Just about. Penn’s face was still sour and grudging as he leant, stiff-necked, to take a sideways glance. ‘JT: Jim Taverner’s the consultant neurologist in charge.’ He pointed with an index finger with a surprising nicotine stain. ‘Those are his registrar, his senior reg, a houseman. That’d be the A and E senior reg, Verity Kilvert – she’s still there now, as far as I know. You might catch Taverner in his Outpatients’ clinic or on his rounds.’
Any of them might be less grudging than Penn, Fran reasoned. Had she done something to rub up Penn the wrong way? Or was he simply unpleasant by nature? There was no point in pondering it now – the answer would come if Penn called her when the unknown visitor appeared.
Chapter Nine
Fran was surprised to find A and E almost calm. To be sure, she’d spent most of her time there either at peak time when it was full of drunks or when there’d been a major incident. A labourer still muddy from a building site was sitting quietly with a blood-soaked rag round a finger. A toddler was neither sitting nor quiet, his dazed looking mother making no apparent effort to stop him strewing the tired magazines on the floor and noisily shaking each unoccupied chair. Fran retrieved a fistful of the magazines, slamming them down on the low table with sufficient force to rouse the labourer, who smiled ironically, but not the mother.
‘You could do with a cage for them,’ Fran suggested to the receptionist, her usual line – not quite a joke – drawing a smile. ‘Which is the sick one, the mother or the child?’

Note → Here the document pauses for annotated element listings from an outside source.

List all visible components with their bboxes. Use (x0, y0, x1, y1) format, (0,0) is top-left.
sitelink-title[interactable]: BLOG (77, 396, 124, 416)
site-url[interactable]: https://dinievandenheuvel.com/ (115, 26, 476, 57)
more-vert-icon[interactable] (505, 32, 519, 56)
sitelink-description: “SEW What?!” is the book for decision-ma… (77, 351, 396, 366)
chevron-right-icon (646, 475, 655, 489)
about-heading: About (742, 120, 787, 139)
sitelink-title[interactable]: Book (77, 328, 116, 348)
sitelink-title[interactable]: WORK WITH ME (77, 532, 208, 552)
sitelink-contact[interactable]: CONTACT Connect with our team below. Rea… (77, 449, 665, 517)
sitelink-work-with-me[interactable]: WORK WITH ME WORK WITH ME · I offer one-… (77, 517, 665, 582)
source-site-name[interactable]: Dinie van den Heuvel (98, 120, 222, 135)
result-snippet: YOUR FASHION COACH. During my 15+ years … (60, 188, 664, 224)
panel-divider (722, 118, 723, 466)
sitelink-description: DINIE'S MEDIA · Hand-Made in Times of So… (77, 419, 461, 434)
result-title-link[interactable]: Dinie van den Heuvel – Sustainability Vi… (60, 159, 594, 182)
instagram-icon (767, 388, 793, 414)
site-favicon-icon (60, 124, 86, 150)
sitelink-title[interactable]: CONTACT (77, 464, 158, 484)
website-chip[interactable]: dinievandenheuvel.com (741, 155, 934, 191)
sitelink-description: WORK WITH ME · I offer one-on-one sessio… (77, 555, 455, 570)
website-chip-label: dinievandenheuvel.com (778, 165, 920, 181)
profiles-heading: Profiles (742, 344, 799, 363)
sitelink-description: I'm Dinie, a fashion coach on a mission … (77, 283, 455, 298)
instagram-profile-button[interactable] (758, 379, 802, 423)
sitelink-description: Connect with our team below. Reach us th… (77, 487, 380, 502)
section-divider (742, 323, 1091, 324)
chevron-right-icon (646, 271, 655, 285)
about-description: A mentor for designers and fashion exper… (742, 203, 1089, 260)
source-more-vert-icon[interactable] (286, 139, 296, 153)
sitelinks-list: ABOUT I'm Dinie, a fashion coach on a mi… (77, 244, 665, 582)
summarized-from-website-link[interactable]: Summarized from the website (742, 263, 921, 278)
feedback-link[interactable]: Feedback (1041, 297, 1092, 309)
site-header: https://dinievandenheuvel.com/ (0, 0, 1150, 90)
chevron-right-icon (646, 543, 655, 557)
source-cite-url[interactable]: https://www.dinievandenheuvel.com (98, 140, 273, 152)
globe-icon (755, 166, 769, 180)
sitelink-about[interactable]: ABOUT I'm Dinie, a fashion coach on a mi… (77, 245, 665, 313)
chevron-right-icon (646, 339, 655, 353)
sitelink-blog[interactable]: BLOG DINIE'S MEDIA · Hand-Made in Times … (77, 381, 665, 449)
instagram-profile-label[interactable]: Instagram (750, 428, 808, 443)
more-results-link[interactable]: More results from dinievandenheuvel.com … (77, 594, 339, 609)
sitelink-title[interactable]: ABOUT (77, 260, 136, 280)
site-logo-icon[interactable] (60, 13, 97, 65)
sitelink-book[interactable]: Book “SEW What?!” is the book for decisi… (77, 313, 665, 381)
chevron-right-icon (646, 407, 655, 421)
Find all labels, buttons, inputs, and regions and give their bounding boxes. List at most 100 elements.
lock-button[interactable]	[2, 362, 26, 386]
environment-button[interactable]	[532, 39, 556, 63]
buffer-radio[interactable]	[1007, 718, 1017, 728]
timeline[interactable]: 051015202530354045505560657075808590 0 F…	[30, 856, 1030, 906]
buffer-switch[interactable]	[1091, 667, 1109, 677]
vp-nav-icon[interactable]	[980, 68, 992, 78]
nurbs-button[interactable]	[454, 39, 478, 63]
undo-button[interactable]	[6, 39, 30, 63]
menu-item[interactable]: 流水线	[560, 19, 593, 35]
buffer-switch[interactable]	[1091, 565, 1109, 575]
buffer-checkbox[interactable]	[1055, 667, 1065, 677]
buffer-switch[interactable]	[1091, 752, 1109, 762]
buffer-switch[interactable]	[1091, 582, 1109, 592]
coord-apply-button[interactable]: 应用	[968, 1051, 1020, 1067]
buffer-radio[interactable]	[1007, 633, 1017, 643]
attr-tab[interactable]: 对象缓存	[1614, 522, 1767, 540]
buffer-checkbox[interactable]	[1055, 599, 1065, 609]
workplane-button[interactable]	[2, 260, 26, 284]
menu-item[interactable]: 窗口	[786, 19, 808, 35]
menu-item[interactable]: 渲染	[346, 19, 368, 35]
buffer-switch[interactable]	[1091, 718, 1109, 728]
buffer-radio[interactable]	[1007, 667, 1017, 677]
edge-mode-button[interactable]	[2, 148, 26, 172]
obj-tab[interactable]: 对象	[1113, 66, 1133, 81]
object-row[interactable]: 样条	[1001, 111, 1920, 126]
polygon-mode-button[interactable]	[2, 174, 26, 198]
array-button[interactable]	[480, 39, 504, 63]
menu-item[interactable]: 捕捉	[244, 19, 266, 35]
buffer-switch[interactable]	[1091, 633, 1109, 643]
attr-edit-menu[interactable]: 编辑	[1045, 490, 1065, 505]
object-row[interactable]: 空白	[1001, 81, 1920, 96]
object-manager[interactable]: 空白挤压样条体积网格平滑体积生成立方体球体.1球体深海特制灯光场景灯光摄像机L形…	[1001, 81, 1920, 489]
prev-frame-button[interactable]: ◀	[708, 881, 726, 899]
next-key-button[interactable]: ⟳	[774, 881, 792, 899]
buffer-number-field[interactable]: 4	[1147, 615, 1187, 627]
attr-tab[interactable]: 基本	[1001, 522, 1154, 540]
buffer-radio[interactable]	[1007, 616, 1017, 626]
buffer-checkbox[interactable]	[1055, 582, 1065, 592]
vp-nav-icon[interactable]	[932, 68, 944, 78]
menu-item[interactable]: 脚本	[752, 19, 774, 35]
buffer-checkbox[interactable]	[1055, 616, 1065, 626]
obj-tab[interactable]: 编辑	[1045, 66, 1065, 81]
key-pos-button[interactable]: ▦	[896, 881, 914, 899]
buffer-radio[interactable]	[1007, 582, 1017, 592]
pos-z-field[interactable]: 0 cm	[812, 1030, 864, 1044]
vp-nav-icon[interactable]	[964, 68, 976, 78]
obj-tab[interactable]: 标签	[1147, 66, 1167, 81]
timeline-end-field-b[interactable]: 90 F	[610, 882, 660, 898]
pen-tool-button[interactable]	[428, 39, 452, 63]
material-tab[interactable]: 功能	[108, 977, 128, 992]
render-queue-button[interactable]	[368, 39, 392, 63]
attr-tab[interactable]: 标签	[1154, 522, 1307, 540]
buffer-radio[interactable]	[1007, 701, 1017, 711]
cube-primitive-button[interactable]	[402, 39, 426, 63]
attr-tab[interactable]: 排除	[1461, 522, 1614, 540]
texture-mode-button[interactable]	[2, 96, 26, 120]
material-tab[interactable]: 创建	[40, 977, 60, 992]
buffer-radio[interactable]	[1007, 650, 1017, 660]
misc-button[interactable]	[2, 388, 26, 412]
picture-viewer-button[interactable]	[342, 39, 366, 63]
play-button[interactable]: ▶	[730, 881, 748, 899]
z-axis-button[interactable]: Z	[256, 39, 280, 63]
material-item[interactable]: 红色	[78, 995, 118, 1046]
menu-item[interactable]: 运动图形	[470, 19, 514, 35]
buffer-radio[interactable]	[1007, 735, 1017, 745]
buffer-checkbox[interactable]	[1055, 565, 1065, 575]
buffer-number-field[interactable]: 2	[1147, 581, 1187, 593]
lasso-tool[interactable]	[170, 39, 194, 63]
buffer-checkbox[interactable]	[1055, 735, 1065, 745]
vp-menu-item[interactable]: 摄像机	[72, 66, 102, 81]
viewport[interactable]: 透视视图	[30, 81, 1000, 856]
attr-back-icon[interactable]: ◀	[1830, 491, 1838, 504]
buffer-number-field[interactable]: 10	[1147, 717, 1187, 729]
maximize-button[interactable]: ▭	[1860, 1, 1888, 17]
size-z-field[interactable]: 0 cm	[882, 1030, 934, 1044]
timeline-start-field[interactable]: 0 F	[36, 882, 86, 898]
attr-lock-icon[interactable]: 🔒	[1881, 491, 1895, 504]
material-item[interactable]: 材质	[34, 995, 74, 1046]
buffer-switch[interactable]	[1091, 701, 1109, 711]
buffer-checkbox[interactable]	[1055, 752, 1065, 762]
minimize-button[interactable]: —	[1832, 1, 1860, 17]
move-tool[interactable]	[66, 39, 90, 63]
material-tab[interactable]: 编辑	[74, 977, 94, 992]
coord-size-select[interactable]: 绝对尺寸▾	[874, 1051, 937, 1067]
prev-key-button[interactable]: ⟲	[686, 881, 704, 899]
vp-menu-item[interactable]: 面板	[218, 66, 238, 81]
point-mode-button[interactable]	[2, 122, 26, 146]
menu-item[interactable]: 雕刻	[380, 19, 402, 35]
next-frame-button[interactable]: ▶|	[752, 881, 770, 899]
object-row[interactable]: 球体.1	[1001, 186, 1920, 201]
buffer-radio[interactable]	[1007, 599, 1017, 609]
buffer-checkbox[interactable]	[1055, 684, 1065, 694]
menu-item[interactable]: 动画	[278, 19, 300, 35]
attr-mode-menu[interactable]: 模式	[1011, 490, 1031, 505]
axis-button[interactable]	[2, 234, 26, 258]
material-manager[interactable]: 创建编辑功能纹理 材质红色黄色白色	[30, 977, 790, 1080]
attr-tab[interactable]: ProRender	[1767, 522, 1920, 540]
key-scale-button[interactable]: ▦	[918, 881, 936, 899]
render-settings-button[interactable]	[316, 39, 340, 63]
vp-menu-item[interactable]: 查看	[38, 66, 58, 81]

‘The child, though you’d never believe it, would you? And if he is ill, he should be at his GP’s. But you know how it is,’ she sighed. ‘How can I help you, Chief Superintendent? You’re
a bit elevated for a personal visit, aren’t you? We usually get lowly constables, maybe a sergeant on a good day.’
Fran returned her grin. ‘I needed a day out of the office.’
‘So do we all.’ She winced as the toddler burst into furious howls. ‘But I’d go for a blow on the beach, if I had any choice. Along that new promenade at Hythe, maybe. And I’d treat myself to some goodies at Waitrose.’
However much Fran preferred honesty in all her dealings, she preferred not to join in the game of confessions with the information that she’d have spent it in bed. With or without Mark.
Cue for another flush.
Before she could speak, the receptionist eyed her. ‘Black cahosh and red clover,’ she said. ‘And don’t forget your calcium. We see far too many fractured wrists and femurs here.’
Fran nodded. ‘I’m here about a patient who passed through A and E. Do you still have a Dr Verity Kilvert working here?’
Verity Kilvert, apart from looking almost as weary as Fran, clearly wanted to be elsewhere, perching on the extreme edge of a desk tucked behind a curtain in the corner of the treatment room and constantly checking her watch throughout Fran’s explanation of why she was there. She was terribly thin. Her wrist was so bony that the watch slopped from side to side. It would have driven Fran mad in ten minutes flat: why hadn’t the woman had the bracelet made smaller?
‘We do see a lot of patients here in A and E, Superintendent.’ She had the remnants of the upper-class drawl that Fran found as appealing as fingernails on a blackboard. Perhaps the thinness was a fashion statement, rather than as a result of overwork: beneath the white coat, her bone and sinew feet sported ballerina pumps Fran could price almost to the pound. Ferragamo. She’d always longed to wear them, but her feet, after years of uniform lace-ups, simply refused to find them comfortable. She shivered: how long before she succumbed to the comfortable flatties with elasticated gussets that had preceded her mother’s decline into permanent slippers?